Amélie Kermel, correspondante en stage
Pour Michel Seymour, « le nationalisme est une doctrine faisant la promotion du droit des peuples à affirmer leur autorité sur un territoire ». Le 2 décembre dernier, Michel Seymour, philosophe canadien et professeur retraité en philosophie de l’Université de Montréal, a tenu une conférence intitulée « Pourquoi la gauche devrait s’intéresser au nationalisme ? » à l’UPOP de Montréal.
Partant de l’idée traditionnelle de la nation qui veut que la frontière du peuple coïncide avec la frontière de l’État, il met au défi la gauche de s’intéresser au nationalisme à partir des différents mouvements nationaux actuels comme ceux autochtones et africains. Il mentionne de plus comment l’impérialisme américain influence les mouvements nationaux sud-américains, russe, chinois et iranien.
Malgré l’idée reçue qu’une nation ne peut pas exister sans Etat, certaines régions comme le Québec, l’Écosse et la Catalogne ont le droit à une autonomie gouvernementale. Il s’agit d’un nationalisme affirmant un droit à l’autodétermination à l’intérieur de l’État dans lequel ils se trouvent. Dans le cas du Québec et du Canada, l’affirmation doit respecter les minorités autochtones. L’approche sur ce plan relève plus de l’interculturalisme que du multiculturalisme. C’est-à-dire, pour M. Seymour, une reconnaissance réciproque.
Les nationalismes autochtones et africains
Le nationalisme autochtone soulève plusieurs enjeux. Non seulement les autochtones revendiquent une autorité sur un territoire qu’ils n’ont pas cédé, mais ces territoires font partie de leur identité. L’identité autochtone est caractérisée par leur appartenance à un territoire.
Les enjeux climatiques nous obligent à voir ce lien identitaire entre les autochtones et leurs territoires. Leur identité se transforme avec le territoire.

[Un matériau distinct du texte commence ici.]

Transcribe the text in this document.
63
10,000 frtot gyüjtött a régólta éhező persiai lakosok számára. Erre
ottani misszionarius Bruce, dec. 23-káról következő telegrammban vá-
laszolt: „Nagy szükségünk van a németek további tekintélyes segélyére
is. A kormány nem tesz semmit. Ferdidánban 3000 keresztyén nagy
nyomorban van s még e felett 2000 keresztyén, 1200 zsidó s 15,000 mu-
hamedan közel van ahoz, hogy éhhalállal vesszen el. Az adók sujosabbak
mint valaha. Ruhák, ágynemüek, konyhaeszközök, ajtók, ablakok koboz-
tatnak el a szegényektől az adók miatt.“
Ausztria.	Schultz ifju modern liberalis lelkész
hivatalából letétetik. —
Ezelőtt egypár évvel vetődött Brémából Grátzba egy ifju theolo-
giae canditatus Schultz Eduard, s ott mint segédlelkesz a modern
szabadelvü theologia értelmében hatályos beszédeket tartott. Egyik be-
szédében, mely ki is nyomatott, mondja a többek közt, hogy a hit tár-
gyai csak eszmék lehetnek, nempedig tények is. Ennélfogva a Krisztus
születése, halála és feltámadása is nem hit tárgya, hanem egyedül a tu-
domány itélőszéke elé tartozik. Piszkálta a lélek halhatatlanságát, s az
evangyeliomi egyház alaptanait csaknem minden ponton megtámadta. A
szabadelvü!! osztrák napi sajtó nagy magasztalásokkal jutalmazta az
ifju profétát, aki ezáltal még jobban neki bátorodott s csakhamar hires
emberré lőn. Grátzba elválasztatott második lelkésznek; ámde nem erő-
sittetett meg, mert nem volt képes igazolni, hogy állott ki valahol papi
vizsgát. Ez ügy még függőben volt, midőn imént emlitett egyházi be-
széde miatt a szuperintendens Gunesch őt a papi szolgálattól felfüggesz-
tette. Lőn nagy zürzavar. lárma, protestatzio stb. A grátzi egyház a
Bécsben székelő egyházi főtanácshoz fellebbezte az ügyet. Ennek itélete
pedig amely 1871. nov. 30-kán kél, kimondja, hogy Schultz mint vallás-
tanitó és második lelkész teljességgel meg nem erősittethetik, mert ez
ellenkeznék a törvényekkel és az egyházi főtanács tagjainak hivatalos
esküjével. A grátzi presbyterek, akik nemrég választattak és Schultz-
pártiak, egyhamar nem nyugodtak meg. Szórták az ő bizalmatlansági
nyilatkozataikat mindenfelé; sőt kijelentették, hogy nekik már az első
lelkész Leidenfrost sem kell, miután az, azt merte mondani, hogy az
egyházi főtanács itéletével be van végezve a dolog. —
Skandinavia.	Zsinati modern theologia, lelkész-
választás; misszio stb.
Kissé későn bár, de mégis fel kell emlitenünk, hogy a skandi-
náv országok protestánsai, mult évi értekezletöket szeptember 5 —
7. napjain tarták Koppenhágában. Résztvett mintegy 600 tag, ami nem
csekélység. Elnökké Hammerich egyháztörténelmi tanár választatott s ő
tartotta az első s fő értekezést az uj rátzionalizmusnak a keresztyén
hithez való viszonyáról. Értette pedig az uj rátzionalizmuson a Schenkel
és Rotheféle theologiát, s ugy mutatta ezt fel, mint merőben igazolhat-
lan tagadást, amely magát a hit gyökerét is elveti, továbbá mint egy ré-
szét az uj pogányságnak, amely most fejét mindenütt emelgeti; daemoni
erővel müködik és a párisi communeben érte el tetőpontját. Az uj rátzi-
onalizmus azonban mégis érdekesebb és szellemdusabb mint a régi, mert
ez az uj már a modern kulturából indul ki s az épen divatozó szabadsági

Le nationalisme des CFA : réappropriation
Les Colonies françaises d’Afrique (CFA) sont maintenant les Communautés francophones d’Afrique. C’est en changeant le sens de leur nom qu’ils se réapproprient leur histoire et identité. Leurs politiques économiques avaient tendance à être décidées au détriment des pays africains. Or, un enjeu soulevé par Ndongo Samba Sila que Michel Seymour appuie est d’avoir le dernier mot sur l’utilisation de ses propres ressources si on veut être souverain.
Impérialisme américain : une hégémonie maintenue par la force
Les États-Unis alimentent les narratifs russophobe, sinophobe et islamophobe afin de contrer l’avènement d’un monde multipolaire. «L’Amérique aux Américains» ou la doctrine Monroe datant du 19e siècle justifiant la présence et l’intervention des États-Unis dans les affaires des pays sud-américains. Les États-Unis sont impliqués dans leur politique. Ils peuvent imposer des changements de régime, appuyer des coups d’État ou encore appuyer financièrement les groupes d’opposition.
Les mouvements nationaux de l’Amérique latine sont donc limités à ce que les États-Unis permettent.
Pourquoi la gauche devrait s’intéresser au nationalisme?
La gauche a besoin de s’apercevoir des différentes formes de nationalisme présentes sur le territoire de son engagement. Les minorités représentent un prolongement d’une nation voisine, ce qui entraîne des intérêts divergents dans la population. Michel Seymour nous dit donc qu’on ne peut pas demeurer «aveugle». Afin de mieux répondre aux enjeux auxquelles elle fait face, la gauche se doit de reconnaître les nations sans États existantes.
Conférence «Pourquoi la gauche devrait s’intéresser au nationalisme?» de Michel Seymour. Il s’agit de sa troisième conférence sur le sujet Nation et nationalisme au XXIe siècle organisée par l’édition 2024 de UPOP Montréal. Il fait la promotion de son nouveau livre intitulé «Nations et autodétermination au XXIe siècle».